Un’assemblea di quattro ore ha lanciato anche in città il nuovo soggetto. Trentacinque i partecipanti, tra militanti e storici e volti giovani, che hanno animato l’incontro, durante il quale è stato presentato il programma

Un momento dell'assemblea

FABRIANO – Potere al Popolo parte anche a Fabriano. Un’assemblea di quattro ore ha lanciato anche in città il nuovo soggetto politico che si presenterà alle elezioni politiche del 2018. Trentacinque i partecipanti, tra militanti e storici e volti giovani, che hanno animato l’incontro tenutosi al Bar-Ristorante “Da Mello”, durante il quale è stato presentato il programma di Potere al Popolo: la lista nasce con al centro i problemi del lavoro, della scuola e della difesa della Costituzione, e si sta costituendo con un percorso di oltre 100 assemblee territoriali, a partire da quella convocata a Roma lo scorso novembre dal centro sociale napoletano Je Sò Pazzo.

Abolizione del Jobs Act e della giungla di contratti di precari, abolizione della legge Fornero, abolizione della Buona Scuola: sono questi i tre caposaldi di Potere al Popolo, che vuole unire le lotte di sindacati di base come l’Usb, di vertenze territoriali sul lavoro e sull’ambiente, come i No Tav e gli scioperi nei settori della logistica e del commercio, con l’eredità storica della sinistra italiana. A Potere al Popolo aderiscono Rifondazione Comunista, Partito Comunista Italiano, Sinistra Anticapitalista e Risorgimento Socialista, oltre a numerosi centri sociali.

Dal globale al locale: e Potere al Popolo si ripromette, a Fabriano e nelle Marche, di vigilare sulle vertenze Whirlpool, Tecnowind e Fedrigoni, e di continuare la lotta per la difesa degli ospedali territoriali.

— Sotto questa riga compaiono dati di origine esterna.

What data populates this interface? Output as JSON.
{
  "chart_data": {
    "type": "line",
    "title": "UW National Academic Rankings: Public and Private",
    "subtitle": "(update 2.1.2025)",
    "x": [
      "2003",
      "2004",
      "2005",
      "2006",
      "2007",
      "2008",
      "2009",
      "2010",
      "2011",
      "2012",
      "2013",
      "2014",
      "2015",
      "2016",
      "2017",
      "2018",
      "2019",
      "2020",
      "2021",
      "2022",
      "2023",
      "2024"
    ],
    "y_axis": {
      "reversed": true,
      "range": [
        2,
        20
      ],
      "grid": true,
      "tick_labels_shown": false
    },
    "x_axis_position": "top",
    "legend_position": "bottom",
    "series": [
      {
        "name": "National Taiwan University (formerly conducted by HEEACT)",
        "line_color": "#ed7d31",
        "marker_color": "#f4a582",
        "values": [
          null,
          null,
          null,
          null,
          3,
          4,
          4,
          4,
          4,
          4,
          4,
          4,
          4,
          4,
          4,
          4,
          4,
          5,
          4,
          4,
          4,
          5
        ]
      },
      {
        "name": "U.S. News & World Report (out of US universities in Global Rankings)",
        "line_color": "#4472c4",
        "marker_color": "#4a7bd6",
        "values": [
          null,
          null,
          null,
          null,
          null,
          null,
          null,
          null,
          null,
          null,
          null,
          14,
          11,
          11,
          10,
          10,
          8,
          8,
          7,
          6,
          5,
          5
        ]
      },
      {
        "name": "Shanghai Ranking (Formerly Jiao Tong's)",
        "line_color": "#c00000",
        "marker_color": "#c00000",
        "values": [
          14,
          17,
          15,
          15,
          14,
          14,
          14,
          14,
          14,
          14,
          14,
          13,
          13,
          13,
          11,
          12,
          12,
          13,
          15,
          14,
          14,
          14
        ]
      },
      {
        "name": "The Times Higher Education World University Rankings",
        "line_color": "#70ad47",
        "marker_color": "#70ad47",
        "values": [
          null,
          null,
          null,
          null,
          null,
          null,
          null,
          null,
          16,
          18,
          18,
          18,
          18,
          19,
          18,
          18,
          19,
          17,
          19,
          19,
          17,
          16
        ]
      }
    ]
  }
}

«Lo scarto con gli altri partiti in lizza è secco. Dal centrodestra, con le leggi a uso e consumo di Berlusconi, alla Lega, con la legge Maroni che ha fatto esplodere il precariato. Al centrosinistra, con privatizzazioni, Jobs Act, Buona Scuola, fino al governo Monti con la riforma Fornero. I 5 Stelle, che pure erano partiti opponendosi a tutto questo, ora fanno l’occhiolino alla Confindustria e sono controllati da un’azienda privata. A rappresentare la nostra lista a livello nazionale sarà Viola Carofalo, una precaria dell’università di 37 anni, che ha scelto di non candidarsi. Con lei, una leadership plurale di altri otto elementi, per un totale di cinque donne e quattro uomini. L’entusiasmo c’è, e si può toccare con mano: sono addirittura quattro, tre donne e un uomo, le disponibilità a candidarsi emerse dal dibattito in città», si conclude la nota del comitato promotore di Fabriano.